Item #1001883 The Raven and Other Poems. Edgar Allan Poe.
The Raven and Other Poems
The Raven and Other Poems

The Raven and Other Poems

New York: Wiley and Putnam, 1845. Octavo, measuring 7.25 x 5 inches: [6], 91, [1]. Early twentieth-century full russet calf, boards single-ruled in gilt, raised bands, black morocco spine labels, spine single-ruled and lettered in gilt, gilt dentelles, marbled endpapers. Handwritten slip tipped onto second fly leaf noting “inner gilt dentelles by Zaehnsdorf.” Lacking original wrappers, half title, and ads. Joints expertly repaired, a few light scratches to lower board.

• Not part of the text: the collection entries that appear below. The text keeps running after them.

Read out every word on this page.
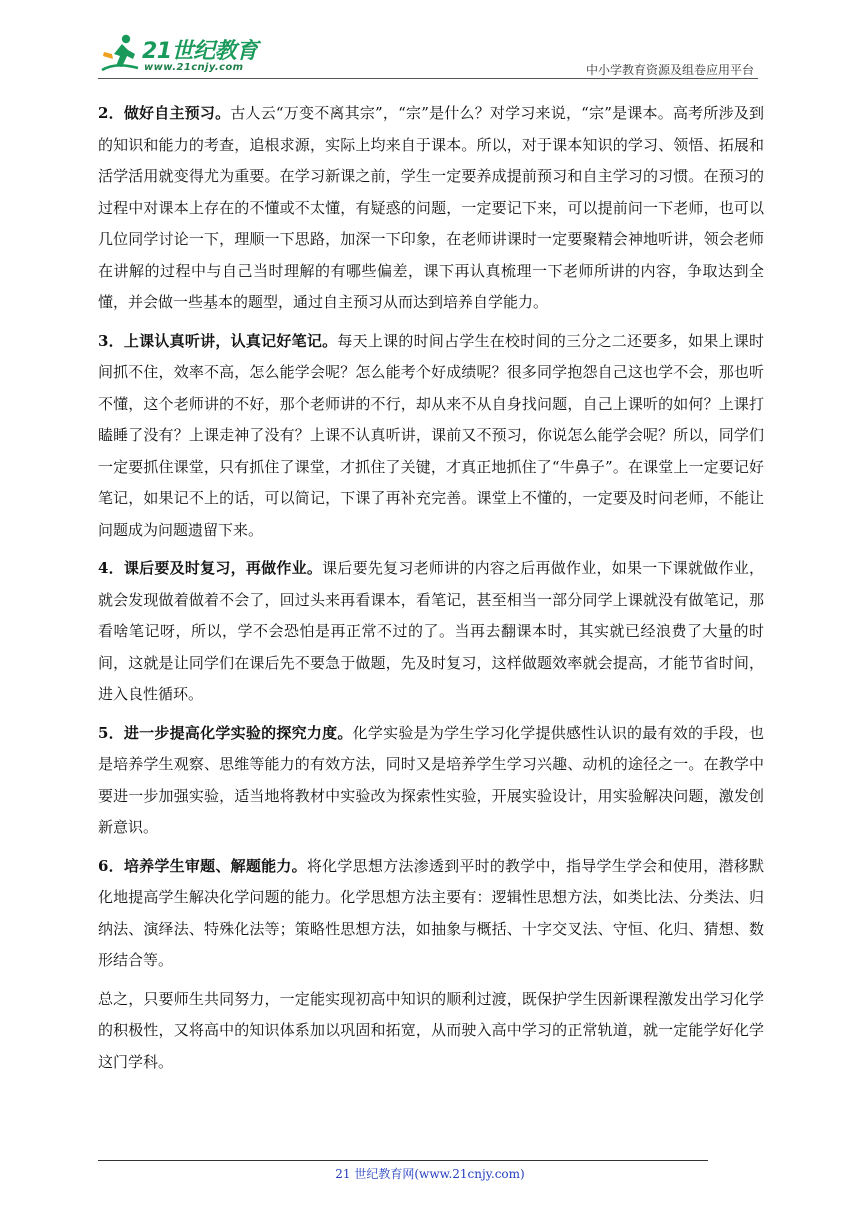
21世纪教育
www.21cnjy.com	中小学教育资源及组卷应用平台

2．做好自主预习。古人云“万变不离其宗”，“宗”是什么？对学习来说，“宗”是课本。高考所涉及到的知识和能力的考查，追根求源，实际上均来自于课本。所以，对于课本知识的学习、领悟、拓展和活学活用就变得尤为重要。在学习新课之前，学生一定要养成提前预习和自主学习的习惯。在预习的过程中对课本上存在的不懂或不太懂，有疑惑的问题，一定要记下来，可以提前问一下老师，也可以几位同学讨论一下，理顺一下思路，加深一下印象，在老师讲课时一定要聚精会神地听讲，领会老师在讲解的过程中与自己当时理解的有哪些偏差，课下再认真梳理一下老师所讲的内容，争取达到全懂，并会做一些基本的题型，通过自主预习从而达到培养自学能力。

3．上课认真听讲，认真记好笔记。每天上课的时间占学生在校时间的三分之二还要多，如果上课时间抓不住，效率不高，怎么能学会呢？怎么能考个好成绩呢？很多同学抱怨自己这也学不会，那也听不懂，这个老师讲的不好，那个老师讲的不行，却从来不从自身找问题，自己上课听的如何？上课打瞌睡了没有？上课走神了没有？上课不认真听讲，课前又不预习，你说怎么能学会呢？所以，同学们一定要抓住课堂，只有抓住了课堂，才抓住了关键，才真正地抓住了“牛鼻子”。在课堂上一定要记好笔记，如果记不上的话，可以简记，下课了再补充完善。课堂上不懂的，一定要及时问老师，不能让问题成为问题遗留下来。

4．课后要及时复习，再做作业。课后要先复习老师讲的内容之后再做作业，如果一下课就做作业，就会发现做着做着不会了，回过头来再看课本，看笔记，甚至相当一部分同学上课就没有做笔记，那看啥笔记呀，所以，学不会恐怕是再正常不过的了。当再去翻课本时，其实就已经浪费了大量的时间，这就是让同学们在课后先不要急于做题，先及时复习，这样做题效率就会提高，才能节省时间，进入良性循环。

5．进一步提高化学实验的探究力度。化学实验是为学生学习化学提供感性认识的最有效的手段，也是培养学生观察、思维等能力的有效方法，同时又是培养学生学习兴趣、动机的途径之一。在教学中要进一步加强实验，适当地将教材中实验改为探索性实验，开展实验设计，用实验解决问题，激发创新意识。

6．培养学生审题、解题能力。将化学思想方法渗透到平时的教学中，指导学生学会和使用，潜移默化地提高学生解决化学问题的能力。化学思想方法主要有：逻辑性思想方法，如类比法、分类法、归纳法、演绎法、特殊化法等；策略性思想方法，如抽象与概括、十字交叉法、守恒、化归、猜想、数形结合等。

总之，只要师生共同努力，一定能实现初高中知识的顺利过渡，既保护学生因新课程激发出学习化学的积极性，又将高中的知识体系加以巩固和拓宽，从而驶入高中学习的正常轨道，就一定能学好化学这门学科。

21 世纪教育网(www.21cnjy.com)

First edition in book form of Edgar Allan Poe’s “The Raven,” the single most famous American poem of the nineteenth century, first published earlier that year in the New York Evening Mirror (under Poe’s own name) and The American Review (under a pseudonym). Partly inspired by the early lyrics of Elizabeth Barrett (later Browning), to whom he dedicated this volume of poems, Poe composed “The Raven” in trochaic octometer, with a deranged musicality all his own. The elements are familiar even to those who don’t read poetry: the “midnight dreary,” the silk-curtained chamber, the raven perched upon the bust of Athena, the relentless refrain that drives the narrator mad. “‘Leave no black plume as a token of that lie thy soul hath spoken! / Leave my loneliness unbroken! – quit the bust above my door! / Take thy beak from out my heart, and take thy form from off my door!’ / Quoth the Raven, ‘Nevermore.’” Even before publication, Poe knew he had a sensation on his hands. When a friend described an early reading of the poem as “fine, uncommonly fine,” Poe responded: “Is that all you can say for this poem? I tell you it’s the greatest poem ever written.” Poe’s fame only increased with the appearance of contemporary parodies like “The Owl” and “The Polecat”: a contemporary recalls, “‘The Raven’ became known everywhere, and everyone was saying ‘Nevermore.’” The publication of “The Raven” paved the way for Wiley and Putnam’s publication of Poe’s Tales, the collection that introduced his pioneering detective fiction to a wider audience that same year. BAL 16147. A near-fine copy of a landmark in American literature.